Auch keine Konsequenzen für antijüdische Hetze

Gleichzeitig tobt auf deutschen Straßen offener Judenhass. Bei Demonstrationen der Islamofaschisten und ihrer Unterstützer wird die Auslöschung Israels gefordert, Hadithe zitiert, welche die Tötung von Ungläubigen verlangen und Juden als Schweine beschimpft. Die Staatsanwaltschaften bleiben merkwürdig still. Der gleiche Paragraph 166, der bei Islamkritik zu einem Verfahren führt, bleibt bei antijüdischer Hetze auffallend folgenlos.
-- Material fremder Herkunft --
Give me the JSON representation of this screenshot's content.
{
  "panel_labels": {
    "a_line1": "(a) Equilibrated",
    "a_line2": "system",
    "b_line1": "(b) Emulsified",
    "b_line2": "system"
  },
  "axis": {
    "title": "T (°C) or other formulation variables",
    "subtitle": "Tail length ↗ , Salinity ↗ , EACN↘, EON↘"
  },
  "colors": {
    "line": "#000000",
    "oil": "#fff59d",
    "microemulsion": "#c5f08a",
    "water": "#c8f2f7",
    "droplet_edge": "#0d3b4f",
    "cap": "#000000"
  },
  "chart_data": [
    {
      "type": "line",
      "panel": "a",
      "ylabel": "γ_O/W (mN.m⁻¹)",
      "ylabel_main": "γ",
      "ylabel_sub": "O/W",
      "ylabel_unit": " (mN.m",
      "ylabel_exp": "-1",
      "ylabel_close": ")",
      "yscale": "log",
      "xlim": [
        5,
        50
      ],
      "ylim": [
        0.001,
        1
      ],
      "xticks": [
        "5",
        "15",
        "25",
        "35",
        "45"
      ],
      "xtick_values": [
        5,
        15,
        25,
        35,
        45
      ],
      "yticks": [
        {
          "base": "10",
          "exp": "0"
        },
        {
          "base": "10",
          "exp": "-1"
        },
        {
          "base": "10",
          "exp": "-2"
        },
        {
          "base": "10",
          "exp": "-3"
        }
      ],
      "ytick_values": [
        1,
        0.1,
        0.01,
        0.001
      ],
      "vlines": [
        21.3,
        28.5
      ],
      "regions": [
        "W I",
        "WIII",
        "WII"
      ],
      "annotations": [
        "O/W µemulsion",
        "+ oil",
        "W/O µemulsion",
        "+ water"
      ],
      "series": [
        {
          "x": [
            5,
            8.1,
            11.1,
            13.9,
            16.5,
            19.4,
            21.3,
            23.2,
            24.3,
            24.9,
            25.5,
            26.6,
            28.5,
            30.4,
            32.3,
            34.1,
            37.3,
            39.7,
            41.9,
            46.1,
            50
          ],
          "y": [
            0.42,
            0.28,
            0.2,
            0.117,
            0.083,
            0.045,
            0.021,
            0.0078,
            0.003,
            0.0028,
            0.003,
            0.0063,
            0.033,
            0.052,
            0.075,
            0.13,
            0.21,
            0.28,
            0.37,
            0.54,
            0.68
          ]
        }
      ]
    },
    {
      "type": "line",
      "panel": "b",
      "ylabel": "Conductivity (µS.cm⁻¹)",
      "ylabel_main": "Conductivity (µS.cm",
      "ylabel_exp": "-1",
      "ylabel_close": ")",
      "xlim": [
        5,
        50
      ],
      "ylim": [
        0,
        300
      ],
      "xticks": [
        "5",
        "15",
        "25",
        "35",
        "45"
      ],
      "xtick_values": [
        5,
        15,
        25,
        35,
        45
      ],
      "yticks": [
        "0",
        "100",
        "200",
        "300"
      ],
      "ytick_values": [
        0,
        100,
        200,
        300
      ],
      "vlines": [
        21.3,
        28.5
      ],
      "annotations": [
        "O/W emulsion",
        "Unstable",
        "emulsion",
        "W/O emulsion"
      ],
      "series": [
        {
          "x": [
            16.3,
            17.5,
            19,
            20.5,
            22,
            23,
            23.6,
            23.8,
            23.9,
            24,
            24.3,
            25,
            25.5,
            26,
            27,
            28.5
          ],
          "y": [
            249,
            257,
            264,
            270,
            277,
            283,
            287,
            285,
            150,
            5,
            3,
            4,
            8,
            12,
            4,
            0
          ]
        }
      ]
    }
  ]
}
Mehr Doppelmoral geht nicht. Der starke Staat, der sich sonst so divers, inklusiv und tolerant gibt, schützt nur eine bestimmte Religion mit der ganzen Macht des Strafrechts. Kritik am Islam wird zur „Friedensstörung“ erklärt, während die systematische Verhöhnung des Christentums als Fortschritt gilt. Wer die „Religion des Friedens“ mit Skepsis betrachtet, riskiert ein Ermittlungsverfahren. Wer Kreuze entweiht oder Jesus sexualisiert, bekommt Fördergelder und den Applaus der Bessermenschen.

Justitia ist nicht blind. Sie ist parteiisch. Die Meinungsfreiheit gilt offenbar nur für eine Meinung. Die christlichen Youtuber Niko und Tino haben im Kern lediglich gesagt, dass Judenhass toleriert wird, solange er aus einer bestimmten Ecke kommt. Aber der starke Staat greift nur ein, wenn die falsche Religion kritisiert wird. Das ist kein Rechtsstaat, das ist Gesinnungsjustiz. Aber das passt schon so. In islamischen Ländern ist die Kritik am Islam ja auch verboten.

Übrigens bin ich dafür alle Blasphemiegesetze zu streichen. Jede Religion muss es sich gefallen lassen, kritisiert zu werden. Ebenso wie jede Ideologie. Dafür wurde in Europa lange gekämpft.